Interim findings from the DLBCL cohort of CLOVER-1 were shared in 2018 and demonstrated that iopofosine I-131 elicited an ORR of 33% in patients with DLBCL with a CBR of 50% following a single administration of the agent at 250 mCi/m2. Tumor reductions were observed in 60% to more than 90% of patients.4 In February 2020, the agent was reported to have induced an ORR of 34.5% in patients with myeloma spanning all doses examined (n = 33).5 In patients with non-Hodgkin lymphoma spanning all evaluated doses (n = 20), the ORR was 42%.

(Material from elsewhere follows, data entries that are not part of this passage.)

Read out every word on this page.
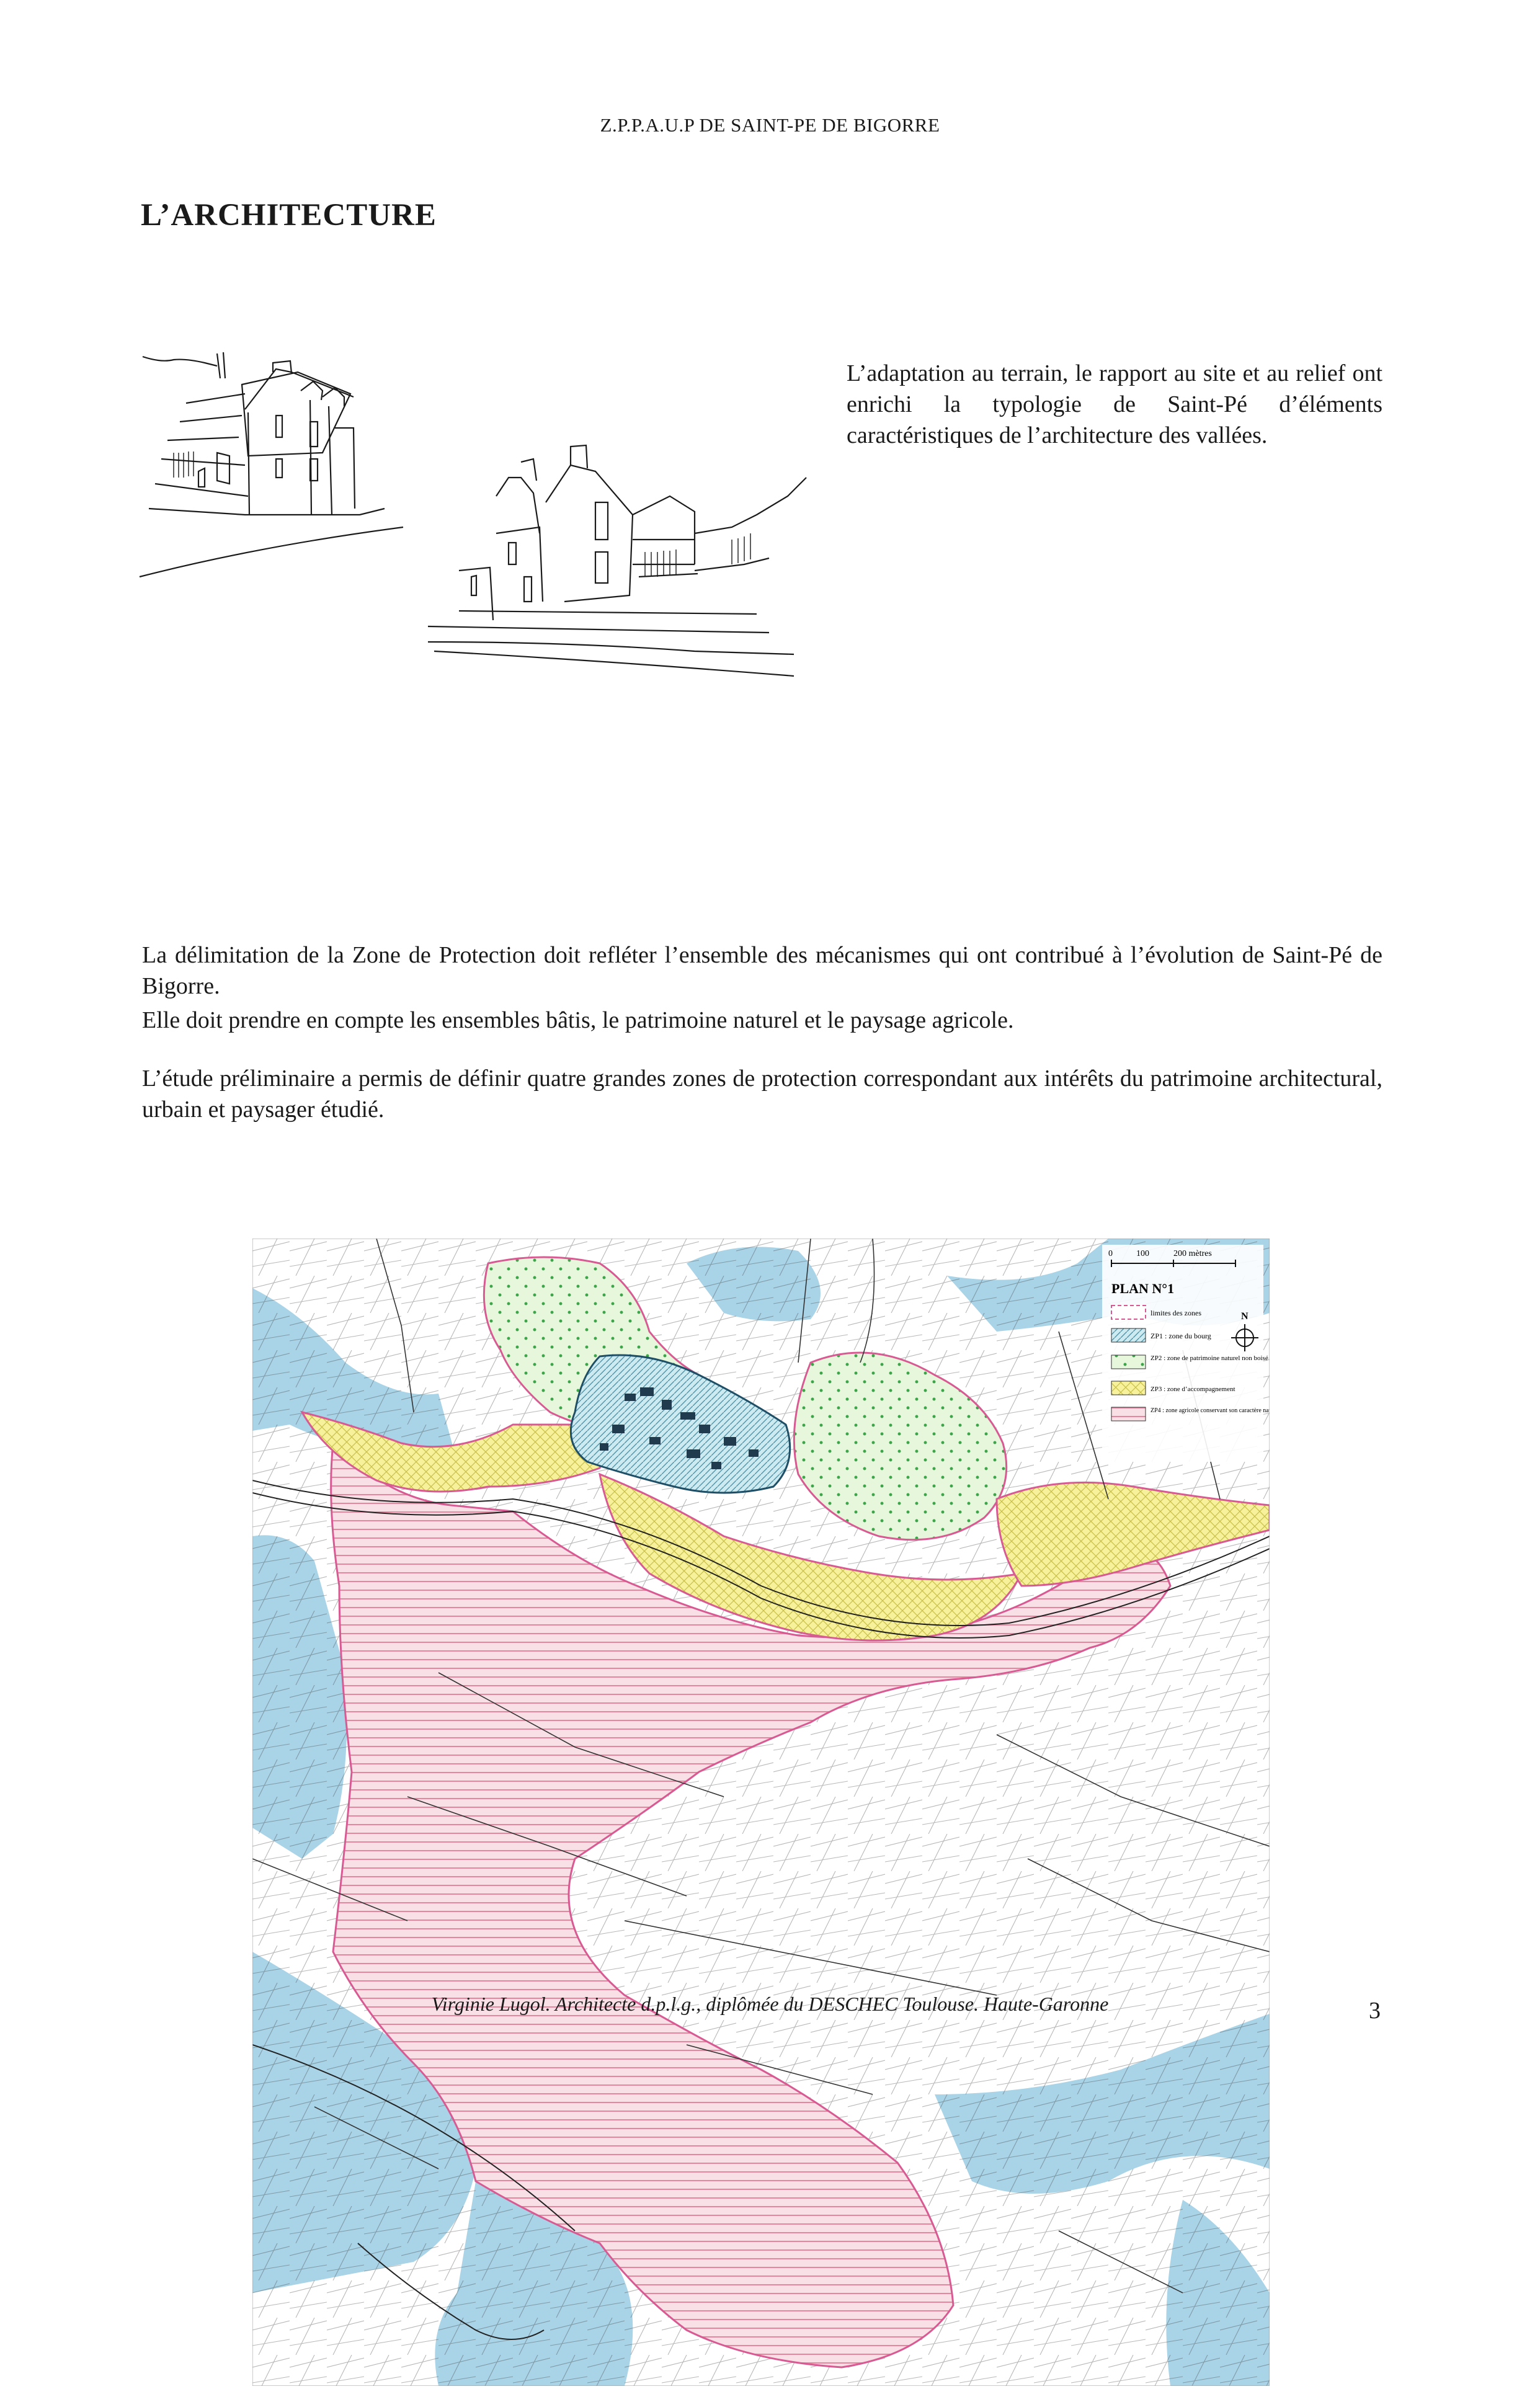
Z.P.P.A.U.P DE SAINT-PE DE BIGORRE
L’ARCHITECTURE
L’adaptation au terrain, le rapport au site et au relief ont enrichi la typologie de Saint-Pé d’éléments caractéristiques de l’architecture des vallées.
La délimitation de la Zone de Protection doit refléter l’ensemble des mécanismes qui ont contribué à l’évolution de Saint-Pé de Bigorre.
Elle doit prendre en compte les ensembles bâtis, le patrimoine naturel et le paysage agricole.
L’étude préliminaire a permis de définir quatre grandes zones de protection correspondant aux intérêts du patrimoine architectural, urbain et paysager étudié.
0	100	200 mètres
PLAN N°1
N
limites des zones
ZP1 : zone du bourg
ZP2 : zone de patrimoine naturel non boisé
ZP3 : zone d’accompagnement
ZP4 : zone agricole conservant son caractère naturel
Virginie Lugol. Architecte d.p.l.g., diplômée du DESCHEC Toulouse. Haute-Garonne	3
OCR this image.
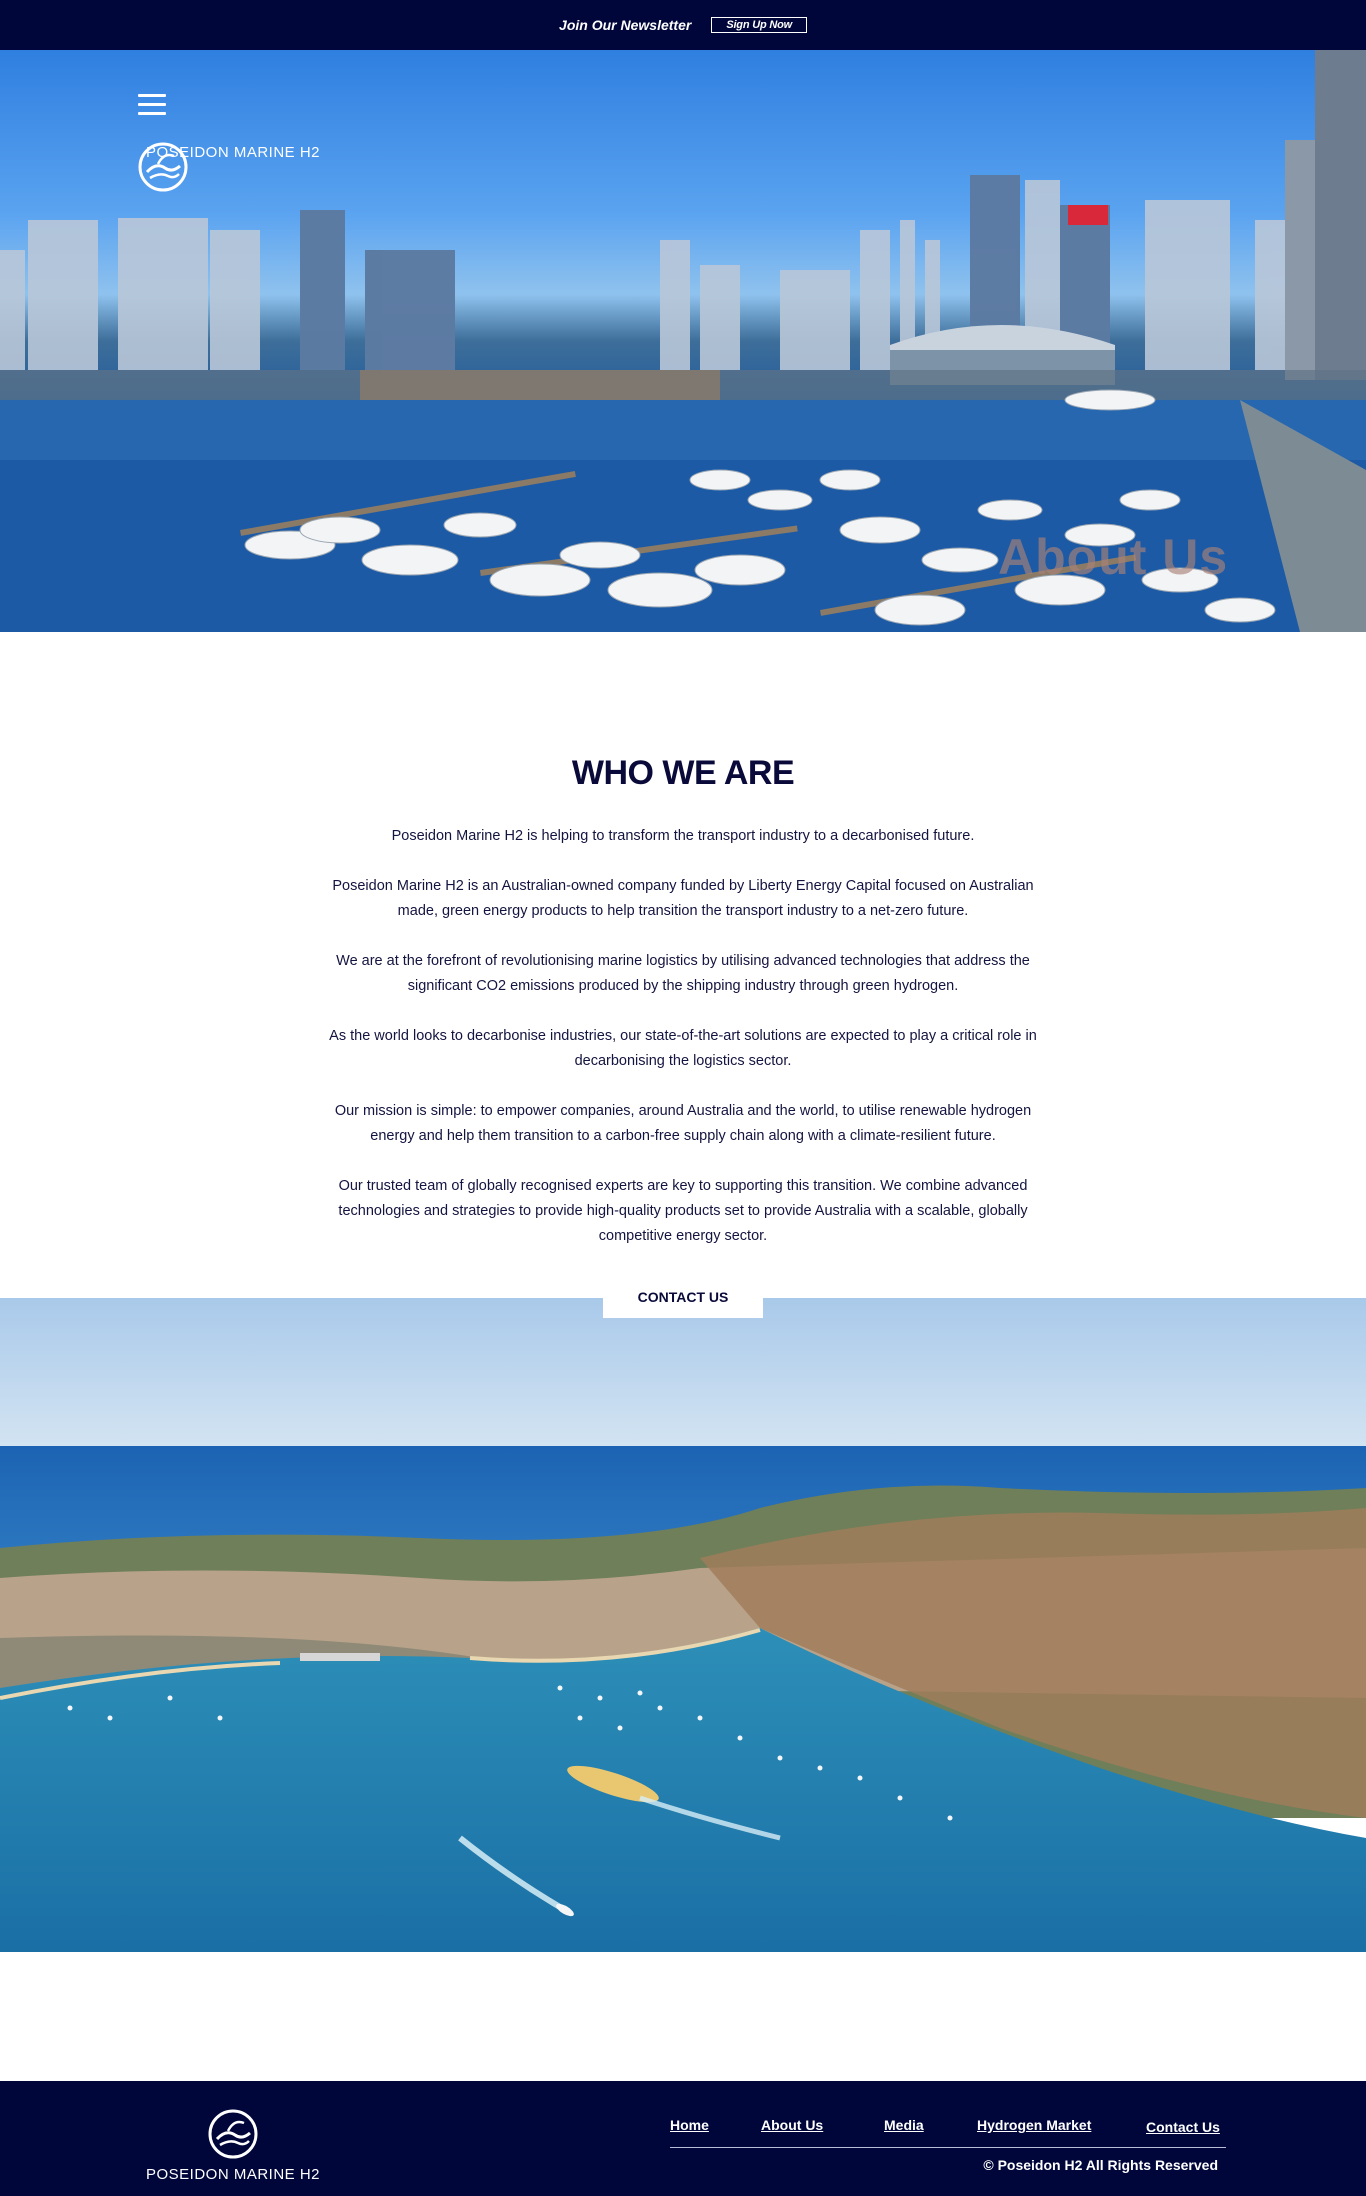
Join Our Newsletter	Sign Up Now
POSEIDON MARINE H2
About Us
WHO WE ARE

Poseidon Marine H2 is helping to transform the transport industry to a decarbonised future.

Poseidon Marine H2 is an Australian-owned company funded by Liberty Energy Capital focused on Australian made, green energy products to help transition the transport industry to a net-zero future.

We are at the forefront of revolutionising marine logistics by utilising advanced technologies that address the significant CO2 emissions produced by the shipping industry through green hydrogen.

As the world looks to decarbonise industries, our state-of-the-art solutions are expected to play a critical role in decarbonising the logistics sector.

Our mission is simple: to empower companies, around Australia and the world, to utilise renewable hydrogen energy and help them transition to a carbon-free supply chain along with a climate-resilient future.

Our trusted team of globally recognised experts are key to supporting this transition. We combine advanced technologies and strategies to provide high-quality products set to provide Australia with a scalable, globally competitive energy sector.

CONTACT US
POSEIDON MARINE H2
Home	About Us	Media	Hydrogen Market	Contact Us
© Poseidon H2 All Rights Reserved
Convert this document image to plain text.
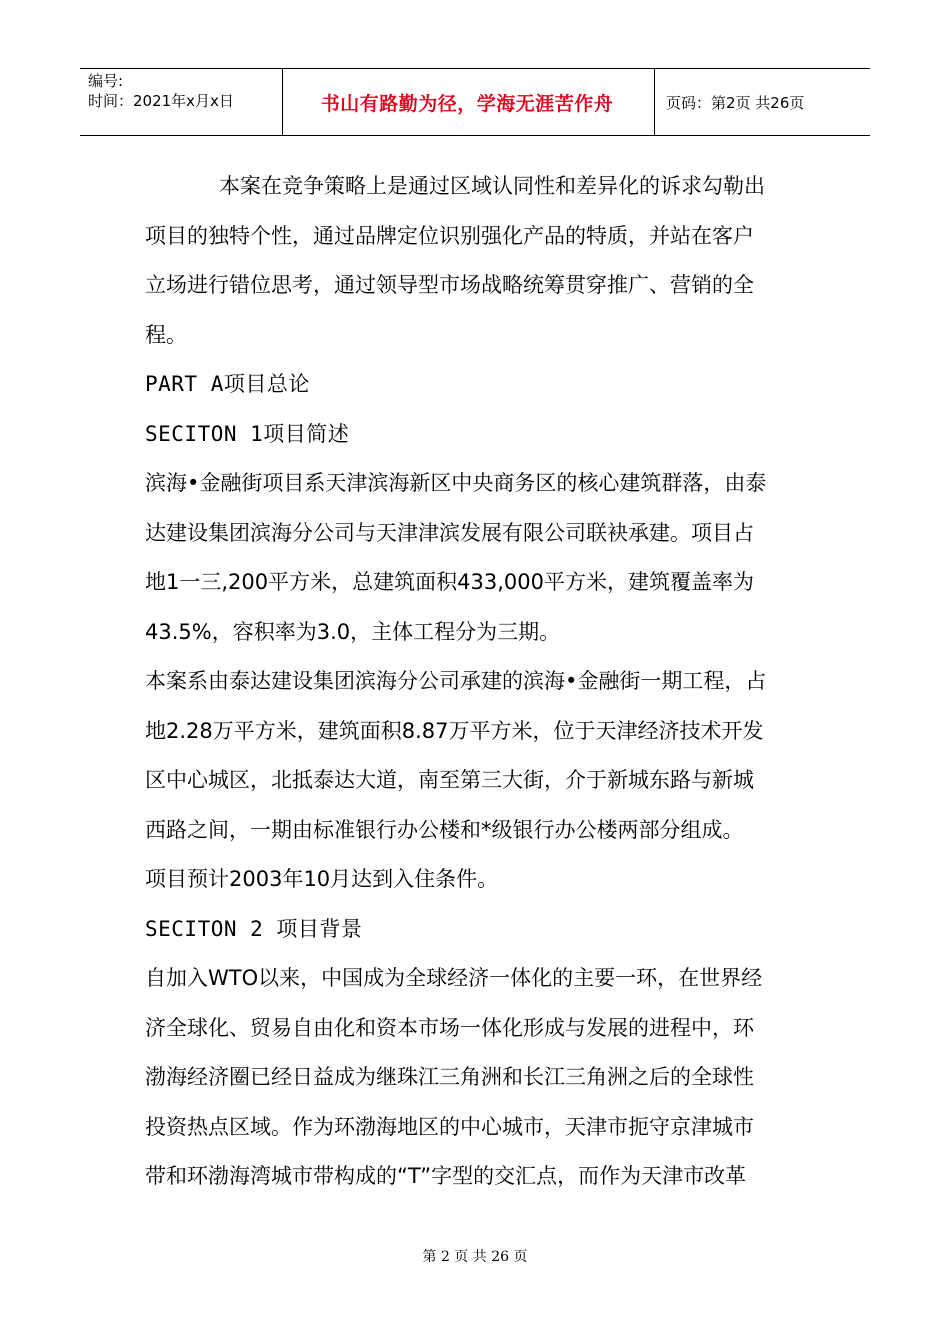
编号:
时间：2021年x月x日	书山有路勤为径，学海无涯苦作舟	页码：第2页 共26页

本案在竞争策略上是通过区域认同性和差异化的诉求勾勒出

项目的独特个性，通过品牌定位识别强化产品的特质，并站在客户

立场进行错位思考，通过领导型市场战略统筹贯穿推广、营销的全

程。

PART A项目总论

SECITON 1项目简述

滨海•金融街项目系天津滨海新区中央商务区的核心建筑群落，由泰

达建设集团滨海分公司与天津津滨发展有限公司联袂承建。项目占

地1一三,200平方米，总建筑面积433,000平方米，建筑覆盖率为

43.5%，容积率为3.0，主体工程分为三期。

本案系由泰达建设集团滨海分公司承建的滨海•金融街一期工程，占

地2.28万平方米，建筑面积8.87万平方米，位于天津经济技术开发

区中心城区，北抵泰达大道，南至第三大街，介于新城东路与新城

西路之间，一期由标准银行办公楼和*级银行办公楼两部分组成。

项目预计2003年10月达到入住条件。

SECITON 2 项目背景

自加入WTO以来，中国成为全球经济一体化的主要一环，在世界经

济全球化、贸易自由化和资本市场一体化形成与发展的进程中，环

渤海经济圈已经日益成为继珠江三角洲和长江三角洲之后的全球性

投资热点区域。作为环渤海地区的中心城市，天津市扼守京津城市

带和环渤海湾城市带构成的“T”字型的交汇点，而作为天津市改革

第 2 页 共 26 页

Additional data subsequently released in August 2020 showed that iopofosine I-131 elicited an ORR of 100% in patients with relapsed LPL/Waldenström macroglobulinemia; this included a complete response rate of 25% and a partial response or better rate of 75% in the 4 patients who received the agent.6 The median DOR in these patents exceeded 17 months (range, 8.4-31.7). Following 2 or 4 doses, three-fourths of patients experienced a major response to treatment. In September 2020, data on patients with triple-class refractory multiple myeloma (n = 6) who received iopofosine I-131 at a total administered dose of at least 60 mCi/m2 were reported, and the ORR achieved with the agent in this group was 40%.7
“With PRIME designation now in hand, we look forward to advancing our European Union [EU] strategy to bring this potential targeted treatment option to patients in the United States and EU as quickly as possible,” Caruso added in the press release.1
Previously, the FDA granted fast track designations to iopofosine I-131 for patients with LPL or Waldenström macroglobulinemia who previously received at least 2 regimens, patients with relapsed or refractory multiple myeloma, and patients with relapsed or refractory DLBCL.